そんなある日、リハーサル中に、エドワードと同じ神経線維腫症を患い、劇に興味を持ったオズワルド(アダム・ピアソン)が現れ、エドワードらを驚かせるのだが・・・。
■ 解説 評価 感想 ■
“He traded his face for a chance at a new life, only to find himself haunted by the ghost of his past self. A chilling exploration of the masks we wear and the self-loathing we can never truly outrun.”
(新しい人生のために顔を捨てた。だが、彼を待っていたのは過去の自分という亡霊に追い詰められる日々。私たちが被る仮面と、決して逃げ切れない自己嫌悪を鮮烈に描き出す一作。)
本作が長編3作目のアーロン・シンバーグが監督し、主演はセバスチャン・スタン、レナーテ・レインズヴェ、レナーテ・レインズヴェ他共演。
深刻な病気を患う青年の複雑な心情を描く、重苦しい雰囲気で始まるドラマは、主人公が治療により普通の男性に変貌する劇的な展開に・・・。
その変化により、成功者となり富を得た主人公が、同じ病気でありながら、自信に満ちカリスマ性のある人物との出会いで、再び苦しみ始める姿がシニカルに描かれている。
主演のセバスチャン・スタンは、治療により”美しい青年”に変貌するものの、同じ病気を持ちながら、自分とは違う、陽気で皆に好かれる男性アダム・ピアソンとの出会いで人生が変わる、ナイーブな主人公を見事に演じている。

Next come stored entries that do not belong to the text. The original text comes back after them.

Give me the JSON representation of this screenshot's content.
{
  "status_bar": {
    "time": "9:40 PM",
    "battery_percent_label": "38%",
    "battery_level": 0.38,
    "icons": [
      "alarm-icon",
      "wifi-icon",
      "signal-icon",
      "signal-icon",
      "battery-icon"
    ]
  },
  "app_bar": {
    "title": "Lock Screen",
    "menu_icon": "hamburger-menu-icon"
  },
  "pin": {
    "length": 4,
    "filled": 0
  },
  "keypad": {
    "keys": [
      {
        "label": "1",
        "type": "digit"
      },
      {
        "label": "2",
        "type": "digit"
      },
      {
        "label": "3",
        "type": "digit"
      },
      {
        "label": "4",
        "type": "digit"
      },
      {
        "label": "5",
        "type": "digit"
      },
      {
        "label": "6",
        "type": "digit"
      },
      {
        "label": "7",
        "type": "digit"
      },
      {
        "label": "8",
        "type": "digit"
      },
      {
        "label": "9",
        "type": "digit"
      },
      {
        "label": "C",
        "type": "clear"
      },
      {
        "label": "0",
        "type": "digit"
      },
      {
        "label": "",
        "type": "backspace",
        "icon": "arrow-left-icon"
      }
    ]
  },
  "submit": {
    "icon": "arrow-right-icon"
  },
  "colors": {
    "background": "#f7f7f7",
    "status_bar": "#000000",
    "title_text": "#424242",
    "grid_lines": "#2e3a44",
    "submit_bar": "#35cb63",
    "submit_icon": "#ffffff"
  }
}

主人公の変貌を知らない、周囲の反応も興味深く描かれている。
隣人の劇作家(レナーテ・レインズヴェ)は、病気の主人公に親切に接していたが、変貌した本人と知らずに、彼からもらったタイプライターを、”ゴミ”のように扱っていると思わせる演出など、人間の本質を繊細に表現しているのも注目だ。
第97回アカデミー賞では、メイクアップ&ヘアスタイリング賞 にノミネートされた。
また、セバスチャン・スタンは、第82回ゴールデングローブ賞の、ミュージカル・コメディ部門で主演男優賞を受賞した。